In preparation for the 70th anniversary of the D-Day Landings this Friday, groups of re-enactors are headed to the beaches of Normandy in France to mark the largest amphibious invasion in history. The famous day is being recreated in its entirety as hundreds of men wade onto the beach or parachute onto French soil to show exactly how the events would have unfolded 70 years ago. It is part of a series of events planned across the area for the anniversary, as many heads of states and veterans also make their way to the beaches.
The D-Day Landings saw nearly 160,000 troops from the Allied countries, including Great Britain and the United States, join forces to launch an audacious attack on the beaches of Normandy. On the first day alone, around 4,400 Allied troops were killed, while almost 10,000 more were injured or reported missing. Codenamed Operation Neptune, the landings were part of Operation Overlord, the Allied assault on German-occupied territory. The Normandy coast was split into five sections for the attack – Juno, Sword, Gold, Omaha and Utah. Some of the re-enactment group have already reached Arromanche near Gold and Omaha Beach.

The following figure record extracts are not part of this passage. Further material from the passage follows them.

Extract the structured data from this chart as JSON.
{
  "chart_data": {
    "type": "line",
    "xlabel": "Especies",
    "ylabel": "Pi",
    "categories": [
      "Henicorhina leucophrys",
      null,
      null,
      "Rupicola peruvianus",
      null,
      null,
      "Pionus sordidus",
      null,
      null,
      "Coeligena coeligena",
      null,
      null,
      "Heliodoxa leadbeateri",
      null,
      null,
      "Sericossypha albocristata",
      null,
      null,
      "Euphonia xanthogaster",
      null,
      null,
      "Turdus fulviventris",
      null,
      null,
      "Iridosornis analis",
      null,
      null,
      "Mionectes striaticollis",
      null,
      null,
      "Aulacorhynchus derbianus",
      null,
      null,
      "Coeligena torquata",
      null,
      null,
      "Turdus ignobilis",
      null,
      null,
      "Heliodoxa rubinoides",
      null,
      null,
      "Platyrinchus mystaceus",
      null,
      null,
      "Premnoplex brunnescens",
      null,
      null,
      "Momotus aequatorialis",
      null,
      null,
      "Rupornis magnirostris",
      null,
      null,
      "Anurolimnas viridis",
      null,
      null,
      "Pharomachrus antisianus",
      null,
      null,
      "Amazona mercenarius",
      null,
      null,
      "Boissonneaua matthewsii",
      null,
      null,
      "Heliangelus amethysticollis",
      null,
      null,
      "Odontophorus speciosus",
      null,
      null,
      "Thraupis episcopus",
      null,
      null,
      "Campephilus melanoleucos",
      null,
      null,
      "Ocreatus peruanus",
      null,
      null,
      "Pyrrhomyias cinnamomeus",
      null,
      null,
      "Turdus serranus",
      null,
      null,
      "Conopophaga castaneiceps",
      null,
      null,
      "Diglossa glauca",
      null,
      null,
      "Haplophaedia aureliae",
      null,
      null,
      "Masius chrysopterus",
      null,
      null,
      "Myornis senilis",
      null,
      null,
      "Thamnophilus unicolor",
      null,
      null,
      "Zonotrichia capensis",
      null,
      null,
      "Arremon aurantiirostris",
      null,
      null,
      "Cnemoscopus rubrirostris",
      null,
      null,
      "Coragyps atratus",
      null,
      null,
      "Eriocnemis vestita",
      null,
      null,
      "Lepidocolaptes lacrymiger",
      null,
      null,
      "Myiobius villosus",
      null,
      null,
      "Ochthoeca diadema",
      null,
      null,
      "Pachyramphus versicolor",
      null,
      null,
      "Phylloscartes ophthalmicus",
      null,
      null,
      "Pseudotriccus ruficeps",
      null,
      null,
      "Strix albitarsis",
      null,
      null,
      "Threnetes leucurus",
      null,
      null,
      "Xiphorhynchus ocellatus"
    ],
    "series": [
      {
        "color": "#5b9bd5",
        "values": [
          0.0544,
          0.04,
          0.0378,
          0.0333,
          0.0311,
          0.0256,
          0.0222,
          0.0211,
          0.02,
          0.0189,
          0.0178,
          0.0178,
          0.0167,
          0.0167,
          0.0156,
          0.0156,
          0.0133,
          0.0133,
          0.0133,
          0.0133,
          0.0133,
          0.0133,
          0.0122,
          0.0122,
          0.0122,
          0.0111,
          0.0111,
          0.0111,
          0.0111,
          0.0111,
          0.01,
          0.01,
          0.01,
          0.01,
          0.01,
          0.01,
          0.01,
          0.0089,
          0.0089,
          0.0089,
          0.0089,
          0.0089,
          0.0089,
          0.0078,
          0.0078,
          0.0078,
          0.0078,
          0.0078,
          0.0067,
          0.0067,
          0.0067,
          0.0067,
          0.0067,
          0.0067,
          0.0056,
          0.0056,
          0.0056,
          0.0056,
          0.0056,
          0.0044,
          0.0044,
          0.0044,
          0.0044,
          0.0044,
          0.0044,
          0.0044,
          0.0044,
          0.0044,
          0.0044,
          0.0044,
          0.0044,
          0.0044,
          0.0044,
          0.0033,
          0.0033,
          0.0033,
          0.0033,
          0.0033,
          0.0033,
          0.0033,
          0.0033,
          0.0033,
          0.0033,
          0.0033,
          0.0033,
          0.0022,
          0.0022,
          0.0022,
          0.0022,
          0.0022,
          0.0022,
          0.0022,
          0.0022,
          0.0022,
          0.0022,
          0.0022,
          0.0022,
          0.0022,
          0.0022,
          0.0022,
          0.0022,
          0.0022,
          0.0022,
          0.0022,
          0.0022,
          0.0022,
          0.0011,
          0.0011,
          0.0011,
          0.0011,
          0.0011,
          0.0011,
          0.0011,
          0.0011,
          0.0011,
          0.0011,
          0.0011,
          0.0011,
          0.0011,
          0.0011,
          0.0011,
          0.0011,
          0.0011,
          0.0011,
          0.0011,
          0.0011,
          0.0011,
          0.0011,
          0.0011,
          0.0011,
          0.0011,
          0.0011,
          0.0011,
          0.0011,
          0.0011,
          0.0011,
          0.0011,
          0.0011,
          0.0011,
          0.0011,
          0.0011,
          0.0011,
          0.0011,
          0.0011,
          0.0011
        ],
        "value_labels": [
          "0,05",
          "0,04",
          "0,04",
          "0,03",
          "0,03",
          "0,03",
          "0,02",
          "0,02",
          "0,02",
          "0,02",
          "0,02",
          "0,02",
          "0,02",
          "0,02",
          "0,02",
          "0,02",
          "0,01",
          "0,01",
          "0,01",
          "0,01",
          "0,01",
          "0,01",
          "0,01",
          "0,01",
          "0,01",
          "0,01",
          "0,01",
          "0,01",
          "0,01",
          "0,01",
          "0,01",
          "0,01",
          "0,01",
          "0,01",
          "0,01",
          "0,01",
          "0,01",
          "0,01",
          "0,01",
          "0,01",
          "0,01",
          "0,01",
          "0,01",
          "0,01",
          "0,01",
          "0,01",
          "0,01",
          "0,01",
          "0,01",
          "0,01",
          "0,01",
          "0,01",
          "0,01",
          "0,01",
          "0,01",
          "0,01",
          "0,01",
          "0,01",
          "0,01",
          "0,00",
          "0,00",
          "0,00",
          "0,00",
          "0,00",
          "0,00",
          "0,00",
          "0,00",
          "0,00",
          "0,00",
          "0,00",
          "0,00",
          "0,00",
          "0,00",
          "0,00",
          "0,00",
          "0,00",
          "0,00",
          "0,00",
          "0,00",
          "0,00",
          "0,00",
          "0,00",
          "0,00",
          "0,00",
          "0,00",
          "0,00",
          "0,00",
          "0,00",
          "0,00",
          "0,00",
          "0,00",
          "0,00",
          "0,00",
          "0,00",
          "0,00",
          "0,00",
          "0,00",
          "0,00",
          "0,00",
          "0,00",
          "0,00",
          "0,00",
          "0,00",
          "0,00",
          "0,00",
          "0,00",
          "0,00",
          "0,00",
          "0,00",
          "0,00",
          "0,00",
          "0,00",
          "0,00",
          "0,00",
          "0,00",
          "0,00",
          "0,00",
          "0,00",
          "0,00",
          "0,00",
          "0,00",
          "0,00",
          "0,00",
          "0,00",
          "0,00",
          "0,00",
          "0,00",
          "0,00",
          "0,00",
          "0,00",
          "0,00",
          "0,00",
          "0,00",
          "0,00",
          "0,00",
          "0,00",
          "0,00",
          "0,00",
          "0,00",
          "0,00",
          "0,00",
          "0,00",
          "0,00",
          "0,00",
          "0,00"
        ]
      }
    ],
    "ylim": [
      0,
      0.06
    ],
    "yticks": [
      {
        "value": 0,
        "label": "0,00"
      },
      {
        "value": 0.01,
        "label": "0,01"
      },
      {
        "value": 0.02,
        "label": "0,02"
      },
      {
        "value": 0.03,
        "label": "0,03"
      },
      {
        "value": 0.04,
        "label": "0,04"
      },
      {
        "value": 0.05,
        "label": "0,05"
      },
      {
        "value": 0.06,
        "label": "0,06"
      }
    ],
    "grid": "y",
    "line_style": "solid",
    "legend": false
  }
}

To mark the 70th anniversary, an international flotilla of ships will sail through the Channel to Normandy before an international ceremony on Sword Beach. Services led by the British and French will take place at Bayeux Cathedral followed by an event at the Bayeux Commonwealth War Graves Commission Cemetery. In the UK, there will be a fly-past at RAF Coningsby, Lincolnshire, while Portsmouth has been chosen as the main place for UK-based events due to the thousands of British troops that left the country via Portsmouth to make their way to Normandy 70 years ago.